Reading Naked Portrait and Earth to Moon together, I began to question why they were written. Why would anyone want to set out all their family difficulties on the page and make themselves so vulnerable? Is it about the authority of print, conferring a kind of validation from readers about how bad a person or a situation was? Is it exoneration through honesty?
Despite what people might assume—eager to hear of Freud’s failings as a father, about the painting of his daughter’s open legs—Naked Portrait was not, I think, written to punish Freud. It’s open about his failings, but amounts to far more than just a litany of his flaws.
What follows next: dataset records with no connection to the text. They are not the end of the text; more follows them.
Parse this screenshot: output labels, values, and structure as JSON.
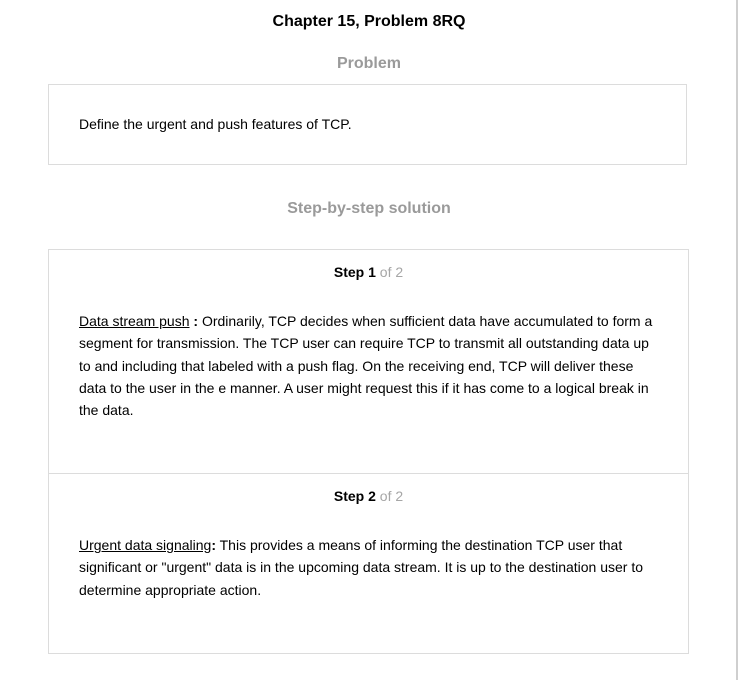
{
  "page": {
    "title": "Chapter 15, Problem 8RQ"
  },
  "problem": {
    "heading": "Problem",
    "text": "Define the urgent and push features of TCP."
  },
  "solution": {
    "heading": "Step-by-step solution",
    "steps": [
      {
        "label": "Step",
        "number": "1",
        "of_text": "of 2",
        "term": "Data stream push",
        "colon": " :",
        "body": " Ordinarily, TCP decides when sufficient data have accumulated to form a segment for transmission. The TCP user can require TCP to transmit all outstanding data up to and including that labeled with a push flag. On the receiving end, TCP will deliver these data to the user in the e manner. A user might request this if it has come to a logical break in the data."
      },
      {
        "label": "Step",
        "number": "2",
        "of_text": "of 2",
        "term": "Urgent data signaling",
        "colon": ":",
        "body": " This provides a means of informing the destination TCP user that significant or \"urgent\" data is in the upcoming data stream. It is up to the destination user to determine appropriate action."
      }
    ]
  }
}
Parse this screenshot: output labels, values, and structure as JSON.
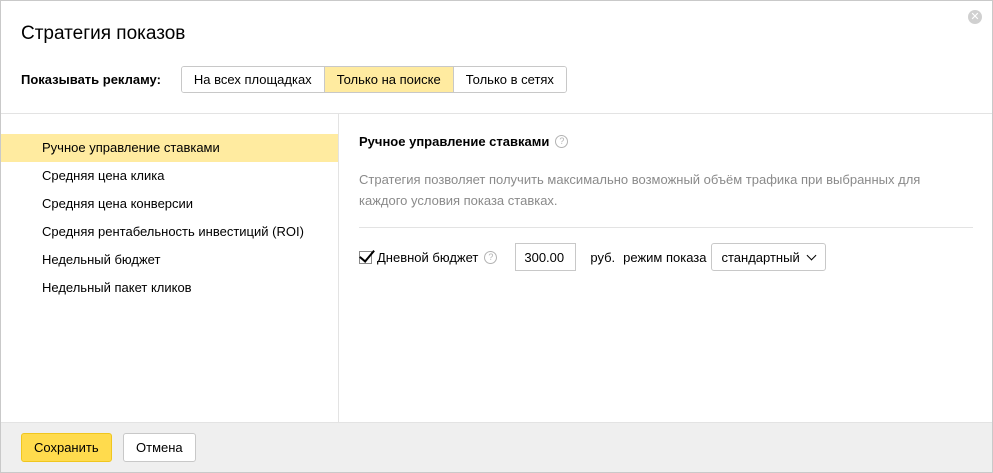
{
  "dialog": {
    "title": "Стратегия показов",
    "close_icon": "close-icon"
  },
  "show": {
    "label": "Показывать рекламу:",
    "options": [
      "На всех площадках",
      "Только на поиске",
      "Только в сетях"
    ],
    "selected": "Только на поиске"
  },
  "sidebar": {
    "items": [
      {
        "label": "Ручное управление ставками",
        "active": true
      },
      {
        "label": "Средняя цена клика",
        "active": false
      },
      {
        "label": "Средняя цена конверсии",
        "active": false
      },
      {
        "label": "Средняя рентабельность инвестиций (ROI)",
        "active": false
      },
      {
        "label": "Недельный бюджет",
        "active": false
      },
      {
        "label": "Недельный пакет кликов",
        "active": false
      }
    ]
  },
  "main": {
    "title": "Ручное управление ставками",
    "help_icon": "?",
    "description": "Стратегия позволяет получить максимально возможный объём трафика при выбранных для каждого условия показа ставках.",
    "budget": {
      "checked": true,
      "label": "Дневной бюджет",
      "help_icon": "?",
      "value": "300.00",
      "currency": "руб.",
      "mode_label": "режим показа",
      "mode_value": "стандартный"
    }
  },
  "footer": {
    "save_label": "Сохранить",
    "cancel_label": "Отмена"
  },
  "colors": {
    "accent_yellow": "#ffeba0",
    "save_button": "#ffdb4d",
    "footer_bg": "#efefef"
  }
}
Boyt takes her memories and diary entries and alchemises them into something else: a book about creativity and its fraught place in family relationships.
Zappa can’t quite do this. Her memoir is more earthbound, stuck in settling scores about parental failings and sibling rivalries.
Yet both books end with scenes of forgiveness: words scribbled on a pad for Boyt, a text message for Zappa. Perhaps this is what the authors were always writing towards: a truce, with family members and the past.